A terceira exigência também deve ser afastada.

Refere-se ela ao fato de não constar na procuração poderes para a integralização de capital social somente em nome do mandatário, ora apelante. Ou seja, segundo o Oficial, não poderia Reynaldo João Milani Filho, valendo-se da procuração de fls. 102/104, conferir um imóvel comum do casal para integralizar, unicamente em seu favor (já que sua esposa não passou a integrar a sociedade Fhasel Administração e Participação S/A), o capital social dessa empresa.

No entanto, como já ressaltado, o recorrente e sua falecida esposa eram casados pelo regime da comunhão parcial de bens.

Em capítulo dedicado a esse regime de bens, preceitua o artigo 1.660 do Código Civil:

Art. 1.660. Entram na comunhão:

I – os bens adquiridos na constância do casamento por título oneroso, ainda que só em nome de um dos cônjuges;

Ou seja, ainda que a participação societária permaneça exclusivamente em nome do recorrente, pelo regime de bens que regulava o casamento já extinto, as ações adquiridas onerosamente na constância da união entrarão na comunhão de bens.

Assim, pouco importa se as ações estão em nome do recorrente ou dele e de sua mulher. Tudo será partilhado.

Note-se, ainda, que a procuração concede amplos poderes ao representante, inclusive para a alienação de bens.

Assim, se a conferência de bens para a integralização de capital social é uma modalidade de alienação patrimonial, lícito o negócio jurídico ora analisado, que integrará ao patrimônio comum do casal ações de uma sociedade anônima.

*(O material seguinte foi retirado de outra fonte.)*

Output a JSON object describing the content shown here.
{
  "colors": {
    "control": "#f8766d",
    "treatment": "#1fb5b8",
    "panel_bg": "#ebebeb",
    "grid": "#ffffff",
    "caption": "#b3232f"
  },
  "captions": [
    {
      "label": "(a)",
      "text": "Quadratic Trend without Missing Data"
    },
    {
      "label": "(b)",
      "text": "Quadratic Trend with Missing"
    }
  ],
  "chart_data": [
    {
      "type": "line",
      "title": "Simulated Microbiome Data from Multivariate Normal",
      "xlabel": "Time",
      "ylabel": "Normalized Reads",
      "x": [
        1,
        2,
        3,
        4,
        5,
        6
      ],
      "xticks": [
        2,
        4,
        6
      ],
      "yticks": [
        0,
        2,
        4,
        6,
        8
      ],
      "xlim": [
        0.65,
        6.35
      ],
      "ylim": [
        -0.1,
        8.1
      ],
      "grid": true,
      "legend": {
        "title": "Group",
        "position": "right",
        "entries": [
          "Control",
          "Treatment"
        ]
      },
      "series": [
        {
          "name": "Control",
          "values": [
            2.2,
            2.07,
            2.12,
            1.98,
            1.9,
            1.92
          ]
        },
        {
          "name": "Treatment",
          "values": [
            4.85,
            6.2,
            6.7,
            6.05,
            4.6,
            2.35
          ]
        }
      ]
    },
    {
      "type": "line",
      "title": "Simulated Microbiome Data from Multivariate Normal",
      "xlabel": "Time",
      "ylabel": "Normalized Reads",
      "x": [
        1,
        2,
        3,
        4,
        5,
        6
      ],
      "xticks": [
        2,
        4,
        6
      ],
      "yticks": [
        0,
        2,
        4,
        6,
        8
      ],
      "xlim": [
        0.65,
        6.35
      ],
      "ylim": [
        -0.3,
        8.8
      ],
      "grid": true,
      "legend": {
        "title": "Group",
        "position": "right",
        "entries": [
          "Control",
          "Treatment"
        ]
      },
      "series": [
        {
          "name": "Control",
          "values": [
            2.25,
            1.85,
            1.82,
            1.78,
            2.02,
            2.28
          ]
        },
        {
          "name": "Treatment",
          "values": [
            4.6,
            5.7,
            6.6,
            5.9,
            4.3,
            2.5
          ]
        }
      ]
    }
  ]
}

Assim, considerando os termos da procuração outorgada pela falecida esposa do recorrente e a obrigatória partilha da participação societária resultante do negócio, a outorga conjugal exigida pelo artigo 1.647 do Código Civil está suprida.

Ante o exposto, pelo meu voto, dou provimento à apelação para julgar a dúvida improcedente, determinando o registro do título.